Wednesday, March 29, 2017

More Postfix Success

I've been delving into why I don't see Postfix bans in my logs.  I think it has to do with the filters that came with my install of Fail2ban...they don't work for Ubuntu.

I looked at my logs and saw a ton of bruteforce attempts against the SMTP service, so I know for a fact that Fail2ban should be blocking these attempts.

I found this page and wanted to test to see if it's filter's regex would work on my server, so created the filter based on what was on that page then edited my jail.local file.  I then restarted Fail2ban but also wanted to see if the filter works, so I ran this:




--------------------------------------------------------

root@linode:/var/log# fail2ban-regex /var/log/mail.log /etc/fail2ban/filter.d/postfix-auth.conf

Running tests
=============

Use   failregex filter file : postfix-auth, basedir: /etc/fail2ban
Use         log file : /var/log/mail.log
Use         encoding : UTF-8


Results
=======

Failregex: 1526 total
|-  #) [# of hits] regular expression
|   1) [1526] ^\s*(<[^.]+\.[^.]+>)?\s*(?:\S+ )?(?:kernel: \[ *\d+\.\d+\] )?(?:@vserver_\S+ )?(?:(?:\[\d+\])?:\s+[\[\(]?postfix/smtpd(?:\(\S+\))?[\]\)]?:?|[\[\(]?postfix/smtpd(?:\(\S+\))?[\]\)]?:?(?:\[\d+\])?:?)?\s(?:\[ID \d+ \S+\])?\s*lost connection after .*\[\]$
`-

Ignoreregex: 0 total

Date template hits:
|- [# of hits] date format
|  [10563] (?:DAY )?MON Day 24hour:Minute:Second(?:\.Microseconds)?(?: Year)?
`-

Lines: 10563 lines, 0 ignored, 1526 matched, 9037 missed [processed in 0.88 sec]
Missed line(s): too many to print.  Use --print-all-missed to print all 9037 lines


--------------------------------------------------------

This time I had matches.  The last few days of me trying this with other filters or editing the canned filters netted me nothing.

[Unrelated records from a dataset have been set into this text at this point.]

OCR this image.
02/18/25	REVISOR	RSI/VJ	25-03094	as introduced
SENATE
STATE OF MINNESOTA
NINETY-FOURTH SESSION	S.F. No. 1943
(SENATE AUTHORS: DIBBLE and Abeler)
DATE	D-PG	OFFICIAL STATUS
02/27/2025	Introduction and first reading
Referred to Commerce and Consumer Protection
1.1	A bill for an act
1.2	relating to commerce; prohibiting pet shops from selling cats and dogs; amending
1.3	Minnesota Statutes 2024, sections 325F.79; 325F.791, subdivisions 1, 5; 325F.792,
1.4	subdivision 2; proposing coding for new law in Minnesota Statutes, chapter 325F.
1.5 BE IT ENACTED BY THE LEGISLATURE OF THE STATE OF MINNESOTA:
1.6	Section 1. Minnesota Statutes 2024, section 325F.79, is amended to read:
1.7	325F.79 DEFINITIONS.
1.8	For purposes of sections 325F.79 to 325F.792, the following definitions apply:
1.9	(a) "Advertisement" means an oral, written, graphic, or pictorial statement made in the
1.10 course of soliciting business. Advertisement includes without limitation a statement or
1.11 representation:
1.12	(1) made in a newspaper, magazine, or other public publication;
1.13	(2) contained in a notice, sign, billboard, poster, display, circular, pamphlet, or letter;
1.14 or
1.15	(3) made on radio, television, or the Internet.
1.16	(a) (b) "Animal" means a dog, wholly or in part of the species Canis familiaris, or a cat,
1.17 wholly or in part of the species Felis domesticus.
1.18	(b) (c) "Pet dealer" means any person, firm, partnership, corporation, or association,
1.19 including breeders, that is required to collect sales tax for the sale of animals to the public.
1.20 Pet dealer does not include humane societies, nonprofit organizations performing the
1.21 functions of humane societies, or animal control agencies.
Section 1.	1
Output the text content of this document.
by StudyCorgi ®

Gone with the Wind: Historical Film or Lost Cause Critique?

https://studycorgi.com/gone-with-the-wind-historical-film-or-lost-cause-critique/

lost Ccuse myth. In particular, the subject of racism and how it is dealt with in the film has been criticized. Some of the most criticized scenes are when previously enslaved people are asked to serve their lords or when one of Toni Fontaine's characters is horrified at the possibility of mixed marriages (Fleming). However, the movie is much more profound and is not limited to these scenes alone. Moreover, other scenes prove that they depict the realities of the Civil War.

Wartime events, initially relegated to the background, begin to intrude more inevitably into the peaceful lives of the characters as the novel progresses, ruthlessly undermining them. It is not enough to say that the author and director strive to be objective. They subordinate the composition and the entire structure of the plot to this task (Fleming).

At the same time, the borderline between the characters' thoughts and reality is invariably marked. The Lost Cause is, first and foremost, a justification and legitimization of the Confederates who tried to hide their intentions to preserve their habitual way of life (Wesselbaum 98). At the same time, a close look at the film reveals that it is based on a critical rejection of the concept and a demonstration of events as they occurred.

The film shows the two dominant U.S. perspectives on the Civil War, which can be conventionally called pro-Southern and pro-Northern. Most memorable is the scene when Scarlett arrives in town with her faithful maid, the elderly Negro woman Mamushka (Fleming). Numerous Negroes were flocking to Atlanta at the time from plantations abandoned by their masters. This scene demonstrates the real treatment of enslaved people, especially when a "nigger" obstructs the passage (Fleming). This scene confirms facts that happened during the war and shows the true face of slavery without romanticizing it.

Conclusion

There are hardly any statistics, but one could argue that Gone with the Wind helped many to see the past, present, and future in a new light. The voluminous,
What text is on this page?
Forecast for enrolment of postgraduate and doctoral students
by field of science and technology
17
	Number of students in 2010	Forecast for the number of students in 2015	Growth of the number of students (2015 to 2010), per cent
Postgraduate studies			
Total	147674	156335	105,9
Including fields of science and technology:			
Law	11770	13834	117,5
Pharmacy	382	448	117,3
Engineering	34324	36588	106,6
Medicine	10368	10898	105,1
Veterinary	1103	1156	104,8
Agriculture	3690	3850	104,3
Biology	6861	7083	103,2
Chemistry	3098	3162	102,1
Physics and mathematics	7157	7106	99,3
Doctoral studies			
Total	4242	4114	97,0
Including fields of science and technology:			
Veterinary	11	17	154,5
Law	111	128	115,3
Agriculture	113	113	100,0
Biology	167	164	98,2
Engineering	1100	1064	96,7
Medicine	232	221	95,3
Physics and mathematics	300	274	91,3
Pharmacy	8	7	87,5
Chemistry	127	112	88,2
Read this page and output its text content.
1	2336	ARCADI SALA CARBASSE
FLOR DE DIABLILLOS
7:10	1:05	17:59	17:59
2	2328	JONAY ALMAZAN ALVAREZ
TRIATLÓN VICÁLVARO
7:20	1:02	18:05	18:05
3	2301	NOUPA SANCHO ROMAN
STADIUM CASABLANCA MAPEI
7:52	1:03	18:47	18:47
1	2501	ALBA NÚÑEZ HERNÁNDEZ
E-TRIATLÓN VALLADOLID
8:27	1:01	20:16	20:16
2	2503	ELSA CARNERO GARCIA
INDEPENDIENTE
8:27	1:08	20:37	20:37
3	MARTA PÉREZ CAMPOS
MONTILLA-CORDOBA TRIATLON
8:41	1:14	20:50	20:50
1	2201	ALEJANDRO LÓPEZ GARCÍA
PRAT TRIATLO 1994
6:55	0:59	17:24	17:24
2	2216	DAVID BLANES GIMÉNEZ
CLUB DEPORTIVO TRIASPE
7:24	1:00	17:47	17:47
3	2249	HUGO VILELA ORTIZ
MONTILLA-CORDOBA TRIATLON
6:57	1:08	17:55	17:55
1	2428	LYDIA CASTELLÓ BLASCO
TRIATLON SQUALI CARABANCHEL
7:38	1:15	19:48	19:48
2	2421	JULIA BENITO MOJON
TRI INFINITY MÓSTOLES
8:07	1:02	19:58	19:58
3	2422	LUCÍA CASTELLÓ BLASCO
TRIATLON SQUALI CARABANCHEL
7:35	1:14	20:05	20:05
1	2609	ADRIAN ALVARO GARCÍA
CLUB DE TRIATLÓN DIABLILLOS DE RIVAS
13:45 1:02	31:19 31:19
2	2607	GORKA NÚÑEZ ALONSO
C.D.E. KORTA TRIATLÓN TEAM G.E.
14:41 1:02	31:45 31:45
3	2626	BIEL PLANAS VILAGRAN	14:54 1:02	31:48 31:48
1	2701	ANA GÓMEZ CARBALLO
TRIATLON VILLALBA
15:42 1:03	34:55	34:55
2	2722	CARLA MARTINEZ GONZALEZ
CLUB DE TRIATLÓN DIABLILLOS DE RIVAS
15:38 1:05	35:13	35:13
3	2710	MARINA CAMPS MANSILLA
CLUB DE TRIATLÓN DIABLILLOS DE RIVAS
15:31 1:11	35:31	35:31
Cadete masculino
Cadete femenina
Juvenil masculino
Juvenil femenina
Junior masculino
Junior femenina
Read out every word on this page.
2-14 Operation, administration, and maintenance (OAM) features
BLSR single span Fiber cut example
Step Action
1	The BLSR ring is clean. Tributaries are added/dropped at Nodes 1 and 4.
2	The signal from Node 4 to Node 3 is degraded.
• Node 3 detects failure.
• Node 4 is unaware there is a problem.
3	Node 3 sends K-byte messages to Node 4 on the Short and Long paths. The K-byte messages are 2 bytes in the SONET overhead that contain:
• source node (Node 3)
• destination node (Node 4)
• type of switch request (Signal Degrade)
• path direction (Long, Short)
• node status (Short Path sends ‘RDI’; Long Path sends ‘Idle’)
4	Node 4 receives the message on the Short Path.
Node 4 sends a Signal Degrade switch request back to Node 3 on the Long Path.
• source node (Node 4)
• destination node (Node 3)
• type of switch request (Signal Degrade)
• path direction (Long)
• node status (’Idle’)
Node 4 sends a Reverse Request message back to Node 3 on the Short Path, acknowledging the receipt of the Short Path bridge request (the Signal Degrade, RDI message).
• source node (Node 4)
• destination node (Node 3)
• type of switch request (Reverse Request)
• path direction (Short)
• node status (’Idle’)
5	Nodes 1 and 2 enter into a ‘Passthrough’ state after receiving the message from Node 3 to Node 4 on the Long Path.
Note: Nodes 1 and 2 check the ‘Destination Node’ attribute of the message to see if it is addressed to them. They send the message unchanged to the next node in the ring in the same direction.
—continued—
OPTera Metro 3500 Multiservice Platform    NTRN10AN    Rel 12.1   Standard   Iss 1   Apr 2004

Then I checked my server's fail2ban logs:

--------------------------------------------------------

 2017-03-29 21:53:56,987 fail2ban.filter         [12346]: INFO    [postfix-auth] Found 156.67.106.244
2017-03-29 21:53:57,037 fail2ban.filter         [12346]: INFO    [postfix-auth] Found 156.67.106.244
2017-03-29 21:53:57,971 fail2ban.actions        [12346]: NOTICE  [postfix-auth] Ban 156.67.106.244
2017-03-29 22:03:56,413 fail2ban.filter         [12346]: INFO    [postfix-auth] Found 105.112.3.167
2017-03-29 22:07:03,231 fail2ban.filter         [12346]: INFO    [postfix-auth] Found 220.178.1.34
2017-03-29 22:12:31,667 fail2ban.filter         [12346]: INFO    [postfix-auth] Found 66.23.212.157

--------------------------------------------------------

So it is working.

Why do I want use Fail2ban to block bad traffic going to my SMTP service?  Well, when I checked one of those IPs above, just to see how noisy it was in the log files, this is what I saw:

root@linode:/var/log# grep 156.67.106.244 mail.log | grep connect | wc -l
1741
root@linode:/var/log# grep 156.67.106.244 mail.log.1 | grep connect | wc -l
1333
root@linode:/var/log# zgrep 156.67.106.244 mail.log.*.gz | grep connect | wc -l
10931

A grand total of 14,005 connection attempts between the 13th and 29th of March.  The filter is configured to block if more than 2 attempts occur in a 5 minute span of time, so it should now block most of these.  I'll watch to see if that filter's parameters work sufficiently, but at least I've a working filter now!